Antonia was sort of hoping Inga would curl up in pain. Burst into flames. Vomit blood on her floor (even if that meant cleaning it up later). Alas, there seemed to be no reaction as seconds ticked by, and then Inga addressed the matter of a lab. And her surprise that Antonia didn’t have one. ‘Is that the new normal now?’ Not among the Optimates at any rate. Antonia frowned at the obvious way that Inga was trying to convince her to go along with this.

Go to a lab.

Yeah, that was a smart thing to do. Go to a lab with someone blackmailing you, and trust they weren’t going to then abuse that proximity and ask for even more. ‘Then again, she literally downed that vial.’ She was more likely to experiment on herself at this rate, not Antonia.

“Fine,” Antonia knew she probably should have offered to have Inga driven to her home anyways. It was the polite thing to do for someone who ingested unknown substances.
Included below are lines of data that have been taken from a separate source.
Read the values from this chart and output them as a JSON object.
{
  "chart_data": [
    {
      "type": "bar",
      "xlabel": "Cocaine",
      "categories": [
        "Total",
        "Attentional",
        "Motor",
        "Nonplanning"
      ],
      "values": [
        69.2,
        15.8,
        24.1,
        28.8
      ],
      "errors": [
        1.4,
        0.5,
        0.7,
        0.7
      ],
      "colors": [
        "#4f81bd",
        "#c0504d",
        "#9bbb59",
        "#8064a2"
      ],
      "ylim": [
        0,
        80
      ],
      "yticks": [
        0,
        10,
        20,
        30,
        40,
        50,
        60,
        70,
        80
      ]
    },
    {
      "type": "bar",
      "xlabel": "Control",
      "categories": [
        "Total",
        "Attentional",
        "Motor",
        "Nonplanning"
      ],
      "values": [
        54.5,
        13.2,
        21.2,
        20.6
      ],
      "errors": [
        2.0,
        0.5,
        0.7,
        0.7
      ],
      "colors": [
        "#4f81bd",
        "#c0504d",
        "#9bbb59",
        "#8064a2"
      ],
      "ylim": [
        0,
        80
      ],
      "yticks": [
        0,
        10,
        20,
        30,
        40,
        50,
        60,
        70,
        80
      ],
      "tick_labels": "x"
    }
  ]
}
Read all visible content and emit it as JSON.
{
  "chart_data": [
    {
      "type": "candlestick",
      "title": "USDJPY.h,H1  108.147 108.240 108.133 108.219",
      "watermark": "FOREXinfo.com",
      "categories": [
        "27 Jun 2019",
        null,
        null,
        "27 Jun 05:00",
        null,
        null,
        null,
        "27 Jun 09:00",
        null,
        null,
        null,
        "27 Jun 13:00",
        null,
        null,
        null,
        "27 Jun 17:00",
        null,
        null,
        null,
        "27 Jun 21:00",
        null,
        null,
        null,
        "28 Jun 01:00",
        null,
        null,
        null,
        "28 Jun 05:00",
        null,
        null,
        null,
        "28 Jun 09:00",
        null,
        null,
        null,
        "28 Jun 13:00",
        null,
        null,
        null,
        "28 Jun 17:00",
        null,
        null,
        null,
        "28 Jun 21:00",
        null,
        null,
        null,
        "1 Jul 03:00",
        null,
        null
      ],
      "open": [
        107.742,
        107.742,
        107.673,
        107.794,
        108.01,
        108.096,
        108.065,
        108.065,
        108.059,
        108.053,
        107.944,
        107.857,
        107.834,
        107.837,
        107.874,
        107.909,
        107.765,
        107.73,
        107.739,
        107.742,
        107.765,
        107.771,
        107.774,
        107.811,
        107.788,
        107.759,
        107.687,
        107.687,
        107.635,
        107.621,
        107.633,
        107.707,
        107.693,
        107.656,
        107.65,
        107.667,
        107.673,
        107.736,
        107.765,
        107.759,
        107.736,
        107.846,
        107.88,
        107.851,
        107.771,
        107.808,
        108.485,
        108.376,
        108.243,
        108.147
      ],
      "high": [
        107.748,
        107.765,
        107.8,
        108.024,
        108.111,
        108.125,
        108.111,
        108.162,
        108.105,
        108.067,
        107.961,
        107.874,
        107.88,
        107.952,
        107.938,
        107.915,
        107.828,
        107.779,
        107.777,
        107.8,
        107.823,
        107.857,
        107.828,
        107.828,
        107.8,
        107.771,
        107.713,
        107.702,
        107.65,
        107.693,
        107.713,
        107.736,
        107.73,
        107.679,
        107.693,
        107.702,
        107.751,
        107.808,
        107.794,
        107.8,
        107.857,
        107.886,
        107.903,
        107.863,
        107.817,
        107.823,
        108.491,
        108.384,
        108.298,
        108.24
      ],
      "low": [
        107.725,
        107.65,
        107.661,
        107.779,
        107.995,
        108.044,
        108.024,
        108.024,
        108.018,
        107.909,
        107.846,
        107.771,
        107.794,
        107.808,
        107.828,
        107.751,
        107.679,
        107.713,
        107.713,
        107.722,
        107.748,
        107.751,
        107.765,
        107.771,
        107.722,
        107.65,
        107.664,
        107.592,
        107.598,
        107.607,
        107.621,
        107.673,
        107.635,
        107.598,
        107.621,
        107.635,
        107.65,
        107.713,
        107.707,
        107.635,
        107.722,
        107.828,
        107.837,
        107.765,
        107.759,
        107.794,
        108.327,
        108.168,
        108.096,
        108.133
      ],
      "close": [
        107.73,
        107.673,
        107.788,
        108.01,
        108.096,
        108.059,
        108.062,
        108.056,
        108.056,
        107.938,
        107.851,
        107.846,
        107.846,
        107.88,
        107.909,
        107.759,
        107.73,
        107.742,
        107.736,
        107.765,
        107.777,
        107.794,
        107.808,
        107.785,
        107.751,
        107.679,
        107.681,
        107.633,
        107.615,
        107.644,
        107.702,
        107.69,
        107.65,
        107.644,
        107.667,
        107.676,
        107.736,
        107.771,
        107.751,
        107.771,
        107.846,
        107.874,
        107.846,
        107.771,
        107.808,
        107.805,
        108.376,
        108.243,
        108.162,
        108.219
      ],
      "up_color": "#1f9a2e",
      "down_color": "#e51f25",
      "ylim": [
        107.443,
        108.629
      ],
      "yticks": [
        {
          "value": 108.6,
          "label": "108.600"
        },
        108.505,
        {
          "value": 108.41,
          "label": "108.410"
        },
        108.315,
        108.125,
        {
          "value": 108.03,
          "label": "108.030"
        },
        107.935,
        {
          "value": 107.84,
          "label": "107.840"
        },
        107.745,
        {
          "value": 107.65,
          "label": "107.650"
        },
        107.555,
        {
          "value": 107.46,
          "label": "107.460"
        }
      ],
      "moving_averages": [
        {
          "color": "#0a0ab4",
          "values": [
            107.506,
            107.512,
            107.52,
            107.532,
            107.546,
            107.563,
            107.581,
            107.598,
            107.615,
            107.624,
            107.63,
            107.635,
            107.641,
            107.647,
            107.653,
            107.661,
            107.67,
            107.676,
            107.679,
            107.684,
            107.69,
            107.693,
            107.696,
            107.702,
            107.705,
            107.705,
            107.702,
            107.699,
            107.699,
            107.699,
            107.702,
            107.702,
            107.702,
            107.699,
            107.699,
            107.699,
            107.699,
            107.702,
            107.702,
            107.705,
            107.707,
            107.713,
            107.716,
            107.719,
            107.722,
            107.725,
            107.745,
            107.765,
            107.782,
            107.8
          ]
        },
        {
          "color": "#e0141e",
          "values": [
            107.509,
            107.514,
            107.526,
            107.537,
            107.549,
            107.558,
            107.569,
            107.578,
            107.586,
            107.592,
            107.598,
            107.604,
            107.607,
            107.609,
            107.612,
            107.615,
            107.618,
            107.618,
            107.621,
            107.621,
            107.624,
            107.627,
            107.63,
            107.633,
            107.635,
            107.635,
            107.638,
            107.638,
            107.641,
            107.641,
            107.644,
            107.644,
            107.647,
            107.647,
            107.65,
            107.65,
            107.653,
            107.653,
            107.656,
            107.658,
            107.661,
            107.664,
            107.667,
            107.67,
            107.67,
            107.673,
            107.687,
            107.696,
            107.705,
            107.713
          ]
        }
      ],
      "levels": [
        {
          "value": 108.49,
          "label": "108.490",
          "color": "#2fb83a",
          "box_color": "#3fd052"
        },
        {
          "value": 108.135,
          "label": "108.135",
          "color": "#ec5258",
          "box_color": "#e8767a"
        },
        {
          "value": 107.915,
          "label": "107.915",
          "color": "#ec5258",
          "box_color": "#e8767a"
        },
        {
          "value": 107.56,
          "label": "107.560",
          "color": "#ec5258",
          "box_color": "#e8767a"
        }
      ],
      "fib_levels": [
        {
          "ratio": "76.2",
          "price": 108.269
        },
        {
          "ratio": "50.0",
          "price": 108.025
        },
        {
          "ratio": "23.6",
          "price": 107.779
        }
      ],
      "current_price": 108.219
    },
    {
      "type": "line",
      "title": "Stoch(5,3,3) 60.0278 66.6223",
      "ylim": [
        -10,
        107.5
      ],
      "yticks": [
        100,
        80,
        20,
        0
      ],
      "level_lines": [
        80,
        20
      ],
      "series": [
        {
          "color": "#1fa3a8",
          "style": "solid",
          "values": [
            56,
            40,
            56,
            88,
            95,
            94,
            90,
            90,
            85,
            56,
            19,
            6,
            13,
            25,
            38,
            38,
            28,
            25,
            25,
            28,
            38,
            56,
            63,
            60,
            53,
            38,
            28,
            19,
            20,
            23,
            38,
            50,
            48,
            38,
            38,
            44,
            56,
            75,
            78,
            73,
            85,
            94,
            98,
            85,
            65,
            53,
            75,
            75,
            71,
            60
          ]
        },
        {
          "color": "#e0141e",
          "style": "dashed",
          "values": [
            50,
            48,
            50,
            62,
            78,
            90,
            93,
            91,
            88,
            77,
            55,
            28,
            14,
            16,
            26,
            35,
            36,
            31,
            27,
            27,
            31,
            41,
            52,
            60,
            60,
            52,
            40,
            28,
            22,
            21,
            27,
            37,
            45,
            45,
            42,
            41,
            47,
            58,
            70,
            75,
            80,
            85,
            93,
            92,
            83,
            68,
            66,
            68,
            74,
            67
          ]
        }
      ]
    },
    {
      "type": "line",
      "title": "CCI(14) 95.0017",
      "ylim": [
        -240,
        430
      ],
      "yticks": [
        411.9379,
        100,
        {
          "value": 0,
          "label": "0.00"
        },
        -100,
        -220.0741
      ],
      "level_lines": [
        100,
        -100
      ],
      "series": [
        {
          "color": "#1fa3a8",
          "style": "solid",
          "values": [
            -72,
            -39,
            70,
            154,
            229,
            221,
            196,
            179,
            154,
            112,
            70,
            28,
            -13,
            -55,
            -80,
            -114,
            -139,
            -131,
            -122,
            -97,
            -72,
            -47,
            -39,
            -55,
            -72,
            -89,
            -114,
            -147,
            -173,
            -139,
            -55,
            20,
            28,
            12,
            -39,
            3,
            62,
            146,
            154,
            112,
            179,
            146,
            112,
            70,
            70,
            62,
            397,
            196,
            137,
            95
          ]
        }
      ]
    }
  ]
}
Besides which, Inga had a point, and she was curious enough as it was. “You’re lucky I have a vested interest in what they’ve tried to poison me with,” the drawer was closed and locked up once again, “Pull up a GPS to your house on your phone and I’ll drive you there myself.” She strode around her desk and towards the door, gesturing over her shoulder for Inga to follow as if she were some dog.

Given how many werewolves she was used to dealing with, it probably was no surprise such gestures had become the norm. That, and her general way of viewing the vast majority of others, of course. She was tempted to grab Felix as well, but thought better of it. Inga was still…behaving. Sort of.

She would lead Inga out to the garage, passing by another room to grab her purse and keys, before sliding into the burgundy car again. It was her favorite, though clearly not her only vehicle. Some she kept for certain members of staff, some she had just because. Why not? She remembered the days when horses were status symbols, and cars were an even fancier, more customizable version of a horse. So, she had some, just for fun, even if “fun” wasn’t the word she’d use.

She’d have a diplomatic answer about “different audiences” and “different activities”.